Getting into orbit


Data acquisition



Getting into orbit

To make satellite observations possible, the viewer must be positioned in an orbit around the Earth. The satellite's orbit will depend on what one wishes to observe and how.
When launched, the satellite must attain enough speed to reach and maintain the right orbit around the Earth. If its speed is not enough, it will assume a spiralling orbit, coming ever closer to Earth until it finally falls back into the atmosphere. If the speed is too great, the opposite happens: the satellite will spiral every further away from the Earth. Ultimately, it will escape Earth's gravitational system altogether. One intentionally applies this technique when launching space probes to study other planets or the sun.

The inclination (or orbital angle) is the angle between the orbital plane and the plane of the equator. This angle determines what area on earth will be observed by the sensor aboard the satellite. A satellite with an inclination of 50° will only cover an observation area between 50°NL and 50°SL. Thus, if one wishes to cover the entire planet with a single satellite, the inclination must amount to 90°.

Depending on the orbit around the Earth, one speaks of a geostationary, a polar, direct or retrograde satellite.

A geostationary satellite is one which is always located above the same spot on Earth. To achieve this, the satellite must revolve in a circular orbit around the Earth with an orbital glide velocity equal to the Earth's rotation. This occurs in the plane of the equator at a distance of around 35,890 km from the Earth's surface. The time of revolution of these satellites is the same as that of the Earth. Telecommunication satellites are generally geostationary.

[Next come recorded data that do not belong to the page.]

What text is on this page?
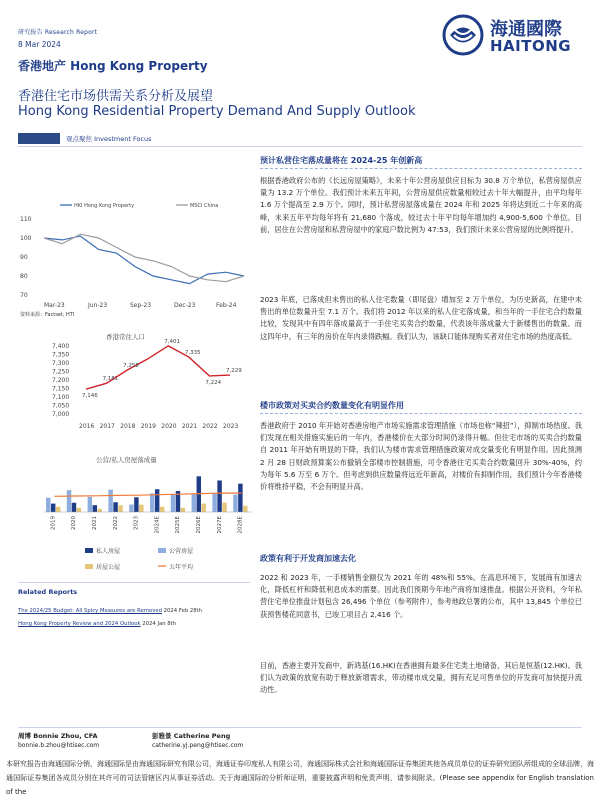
研究报告 Research Report
8 Mar 2024
香港地产 Hong Kong Property
香港住宅市场供需关系分析及展望
Hong Kong Residential Property Demand And Supply Outlook
海通國際
HAITONG
观点聚焦 Investment Focus
HKI Hong Kong Property	MSCI China
110
100
90
80
70
Mar-23	Jun-23	Sep-23	Dec-23	Feb-24
资料来源：Factset, HTI
香港常住人口
7,400
7,350
7,300
7,250
7,200
7,150
7,100
7,050
7,000
7,146
7,181
7,258
7,401
7,335
7,224
7,229
2016 2017 2018 2019 2020 2021 2022 2023
公营/私人房屋落成量
2019	2020	2021	2022	2023	2024E	2025E	2026E	2027E	2028E
私人房屋	公营房屋
居屋公屋	五年平均
Related Reports
The 2024/25 Budget: All Spicy Measures are Removed 2024 Feb 28th
Hong Kong Property Review and 2024 Outlook 2024 Jan 8th
周博 Bonnie Zhou, CFA
bonnie.b.zhou@htisec.com
彭雅景 Catherine Peng
catherine.yj.peng@htisec.com
预计私营住宅落成量将在 2024-25 年创新高
根据香港政府公布的《长远房屋策略》，未来十年公营房屋供应目标为 30.8 万个单位，私营房屋供应量为 13.2 万个单位。我们预计未来五年间，公营房屋供应数量相较过去十年大幅提升，由平均每年 1.6 万个提高至 2.9 万个。同时，预计私营房屋落成量在 2024 年和 2025 年将达到近二十年来的高峰，未来五年平均每年将有 21,680 个落成，较过去十年平均每年增加约 4,900-5,600 个单位。目前，居住在公营房屋和私营房屋中的家庭户数比例为 47:53，我们预计未来公营房屋的比例将提升。
2023 年底，已落成但未售出的私人住宅数量（即尾盘）增加至 2 万个单位，为历史新高，在建中未售出的单位数量升至 7.1 万个。我们将 2012 年以来的私人住宅落成量，和当年的一手住宅合约数量比较，发现其中有四年落成量高于一手住宅买卖合约数量，代表该年落成量大于新楼售出的数量。而这四年中，有三年的房价在年内录得跌幅。我们认为，该缺口能体现购买者对住宅市场的热度高低。
楼市政策对买卖合约数量变化有明显作用
香港政府于 2010 年开始对香港房地产市场实施需求管理措施（市场也称“辣招”），抑制市场热度。我们发现在相关措施实施后的一年内，香港楼价在大部分时间仍录得升幅。但住宅市场的买卖合约数量自 2011 年开始有明显的下降，我们认为楼市需求管理措施政策对成交量变化有明显作用。因此预测 2 月 28 日财政预算案公布撤销全部楼市控制措施，可令香港住宅买卖合约数量回升 30%-40%，约为每年 5.6 万至 6 万个。但考虑到供应数量将远近年新高，对楼价有抑制作用，我们预计今年香港楼价将维持平稳，不会有明显升高。
政策有利于开发商加速去化
2022 和 2023 年，一手楼销售金额仅为 2021 年的 48%和 55%。在高息环境下，发展商有加速去化，降低杠杆和降低利息成本的需要。因此我们预期今年地产商将加速推盘。根据公开资料，今年私营住宅单位推盘计划包含 26,496 个单位（参考附件），参考地政总署的公布，其中 13,845 个单位已获预售楼花同意书，已竣工项目占 2,416 个。
目前，香港主要开发商中，新鸿基(16.HK)在香港拥有最多住宅类土地储备，其后是恒基(12.HK)。我们认为政策的放宽有助于释放新增需求，带动楼市成交量，拥有充足可售单位的开发商可加快提升流动性。
本研究报告由海通国际分销，海通国际是由海通国际研究有限公司，海通证券印度私人有限公司，海通国际株式会社和海通国际证券集团其他各成员单位的证券研究团队所组成的全球品牌，海通国际证券集团各成员分别在其许可的司法管辖区内从事证券活动。关于海通国际的分析师证明，重要披露声明和免责声明，请参阅附录。(Please see appendix for English translation of the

A geostationary satellite rotates with the earth at an altitude of 36000 km. Since the satellite rotates at the same speed and in the same direction as the earth, it is always above the same spot on earth and has the same view of the earth’s surface.

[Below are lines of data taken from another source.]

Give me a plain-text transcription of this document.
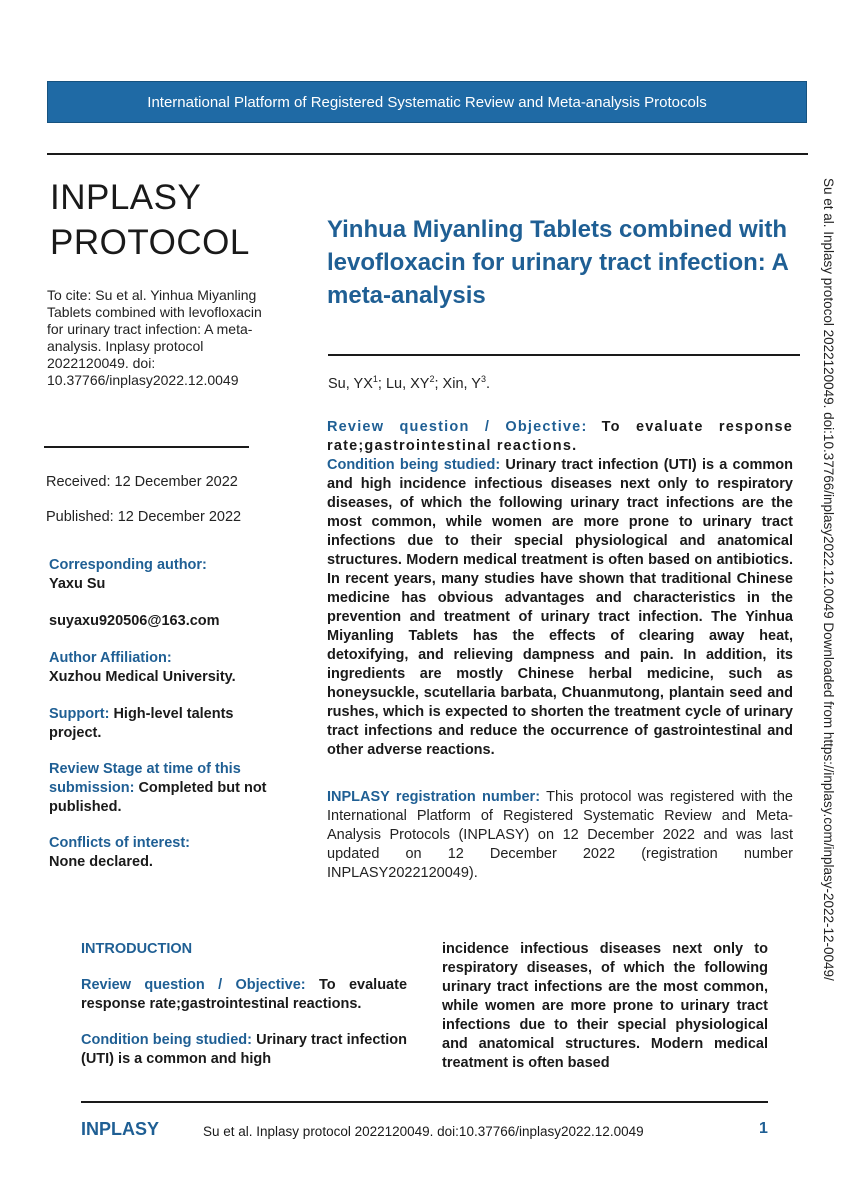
International Platform of Registered Systematic Review and Meta-analysis Protocols
INPLASY
PROTOCOL
To cite: Su et al. Yinhua Miyanling Tablets combined with levofloxacin for urinary tract infection: A meta-analysis. Inplasy protocol 2022120049. doi: 10.37766/inplasy2022.12.0049
Received: 12 December 2022
Published: 12 December 2022
Corresponding author:
Yaxu Su
suyaxu920506@163.com
Author Affiliation:
Xuzhou Medical University.
Support: High-level talents project.
Review Stage at time of this submission: Completed but not published.
Conflicts of interest:
None declared.
Yinhua Miyanling Tablets combined with levofloxacin for urinary tract infection: A meta-analysis
Su, $YX^1$; Lu, $XY^2$; Xin, $Y^3$.
Review question / Objective: To evaluate response rate;gastrointestinal reactions.
Condition being studied: Urinary tract infection (UTI) is a common and high incidence infectious diseases next only to respiratory diseases, of which the following urinary tract infections are the most common, while women are more prone to urinary tract infections due to their special physiological and anatomical structures. Modern medical treatment is often based on antibiotics. In recent years, many studies have shown that traditional Chinese medicine has obvious advantages and characteristics in the prevention and treatment of urinary tract infection. The Yinhua Miyanling Tablets has the effects of clearing away heat, detoxifying, and relieving dampness and pain. In addition, its ingredients are mostly Chinese herbal medicine, such as honeysuckle, scutellaria barbata, Chuanmutong, plantain seed and rushes, which is expected to shorten the treatment cycle of urinary tract infections and reduce the occurrence of gastrointestinal and other adverse reactions.
INPLASY registration number: This protocol was registered with the International Platform of Registered Systematic Review and Meta-Analysis Protocols (INPLASY) on 12 December 2022 and was last updated on 12 December 2022 (registration number INPLASY2022120049).
INTRODUCTION
Review question / Objective: To evaluate response rate;gastrointestinal reactions.
Condition being studied: Urinary tract infection (UTI) is a common and high
incidence infectious diseases next only to respiratory diseases, of which the following urinary tract infections are the most common, while women are more prone to urinary tract infections due to their special physiological and anatomical structures. Modern medical treatment is often based
Su et al. Inplasy protocol 2022120049. doi:10.37766/inplasy2022.12.0049 Downloaded from https://inplasy.com/inplasy-2022-12-0049/
INPLASY	Su et al. Inplasy protocol 2022120049. doi:10.37766/inplasy2022.12.0049	1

Other satellites do not remain suspended above a fixed point on Earth. The plane of their orbit forms an angle with the plane of the equator. They can move in a polar (over the poles), direct (inclination between 0 and 90°, whereby they move eastward) or retrograde (inclination between 90° and 180°, westward movement) orbit.

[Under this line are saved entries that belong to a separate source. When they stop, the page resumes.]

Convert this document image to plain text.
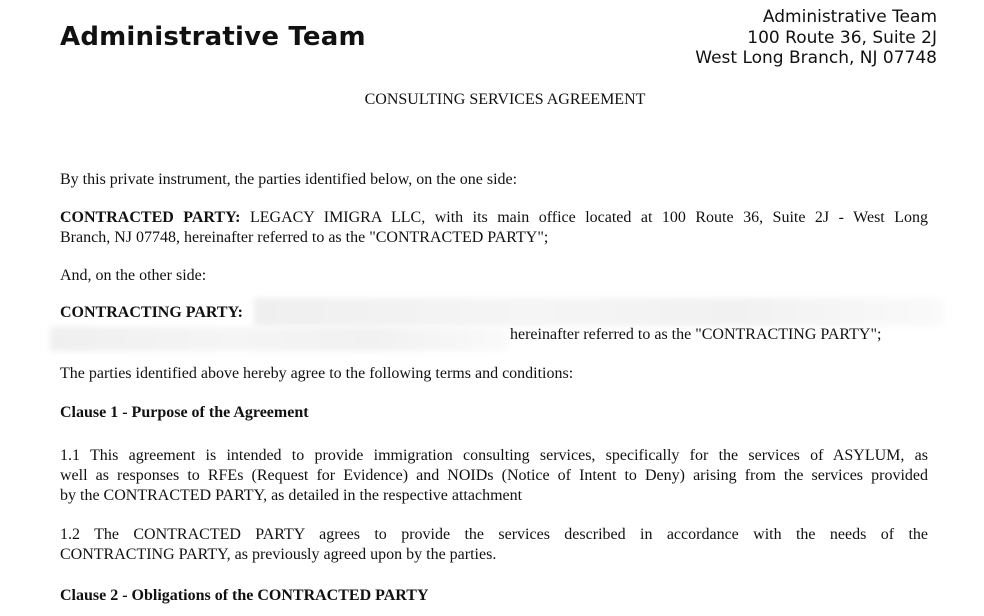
Administrative Team
Administrative Team
100 Route 36, Suite 2J
West Long Branch, NJ 07748
CONSULTING SERVICES AGREEMENT
By this private instrument, the parties identified below, on the one side:
CONTRACTED PARTY: LEGACY IMIGRA LLC, with its main office located at 100 Route 36, Suite 2J - West Long
Branch, NJ 07748, hereinafter referred to as the "CONTRACTED PARTY";
And, on the other side:
CONTRACTING PARTY:
hereinafter referred to as the "CONTRACTING PARTY";
The parties identified above hereby agree to the following terms and conditions:
Clause 1 - Purpose of the Agreement
1.1 This agreement is intended to provide immigration consulting services, specifically for the services of ASYLUM, as
well as responses to RFEs (Request for Evidence) and NOIDs (Notice of Intent to Deny) arising from the services provided
by the CONTRACTED PARTY, as detailed in the respective attachment
1.2 The CONTRACTED PARTY agrees to provide the services described in accordance with the needs of the
CONTRACTING PARTY, as previously agreed upon by the parties.
Clause 2 - Obligations of the CONTRACTED PARTY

SPOT, for example is a polar satellite. A single revolution of SPOT takes 101 minutes, thus 101 minutes later it once again crosses the same degree of latitude. In the meantime, however, the earth has revolved further to the east. Thus it takes several days before it will once again fly over the same place. With SPOT, this period is 370 revolutions x 101 minutes = 26 days. Moreover, each time they fly over the same area at around the same hour: for example, SPOT always flies over Belgium at about 11 a.m. In this way, one can monitor seasonal variations at regular intervals.

A polar orbiting satellite orbits the earth longitudinally passing directly over the poles at an altitude between 450 and 1000 km. As the earth revolves from west to east, a polar satellite captures images of the entire earth surface after a couple of revolutions.

A heliosynchronous satellite is one whose orbital plane always forms a constant angle with the earth-sun line. To achieve this, each day one must shift the orbit of the satellite around 1° (= 360°/365.25 ) to the east. After one year, the satellite once again finds itself above the same point. One thus compensates for the effect of the Earth's revolution around the sun.